The researchers noted that the differences seen here were only 4.5% and 1.7%, respectively.

“These small absolute differences, coupled with an inability to control completely for all confounders, highlight the nuance associated with surgical decision making in patients with localized RCC,” the researchers wrote.

Partial nephrectomy was associated with a significantly improved OS compared with radical nephrectomy for T1a tumors (hazard ratio [HR], 0.73; 95% CI, 0.70–0.75). The improvement in OS was also seen in T1b/T2 tumors but the benefit was smaller (HR, 0.88; 95% CI, 0.83–0.94).

The benefit of partial nephrectomy on OS decreased as age and time from diagnosis increased. No advantage for partial nephrectomy was seen in patients aged 75 or older at 5 or more years after diagnosis.

Commenting on the results of the study, Edward M. Messing, MD, FACS, professor of urology, oncology, and pathology at the University of Rochester School of Medicine and Dentistry, said the single most important takeaway is the recognition that even for larger renal masses, T1b to T2, and certainly for smaller renal masses, partial nephrectomy has become a standard of care.

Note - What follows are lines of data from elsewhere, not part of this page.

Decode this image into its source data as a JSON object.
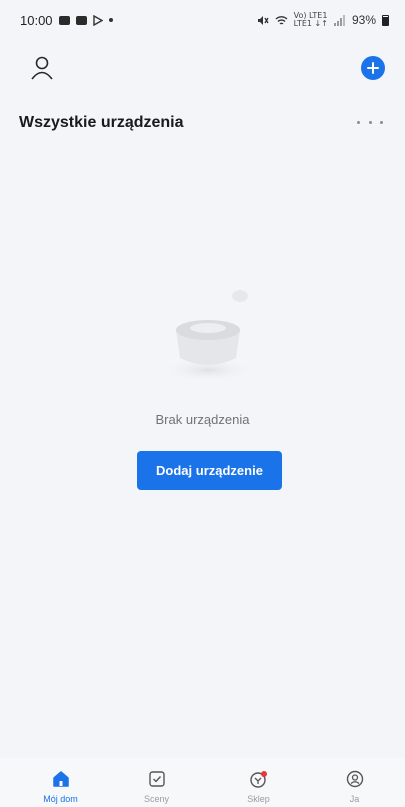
{
  "status_bar": {
    "time": "10:00",
    "network_small_top": "Vo) LTE1",
    "network_small_bottom": "LTE1 ↓↑",
    "battery": "93%"
  },
  "header": {
    "title": "Wszystkie urządzenia"
  },
  "empty_state": {
    "message": "Brak urządzenia",
    "button_label": "Dodaj urządzenie"
  },
  "tabbar": {
    "tabs": [
      {
        "label": "Mój dom",
        "icon": "home-icon",
        "active": true
      },
      {
        "label": "Sceny",
        "icon": "scenes-icon",
        "active": false
      },
      {
        "label": "Sklep",
        "icon": "store-icon",
        "active": false
      },
      {
        "label": "Ja",
        "icon": "profile-icon",
        "active": false
      }
    ]
  },
  "colors": {
    "accent": "#1a73e8",
    "background": "#f3f5f8",
    "notification_dot": "#e53935"
  }
}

“Part of this is that technically, people are a lot better at performing partial nephrectomies and can do more of them now,” Messing said.

However, he also noted that despite this trend, only Level 1 evidence in this area indicates a better outcome for radical nephrectomy.

This study, which used data from a large database, includes selection bias for partial nephrectomy to be done in younger and healthier patients with smaller tumors.

“You need a randomized study to really address the issue,” Messing said. “In the absence of that there are too many potential biases.”

Messing noted that the Southwest Oncology Group is currently trying to organize a randomized trial to look at partial compared with radical nephrectomies in this patient population, but when and if that trial will be approved is unknown.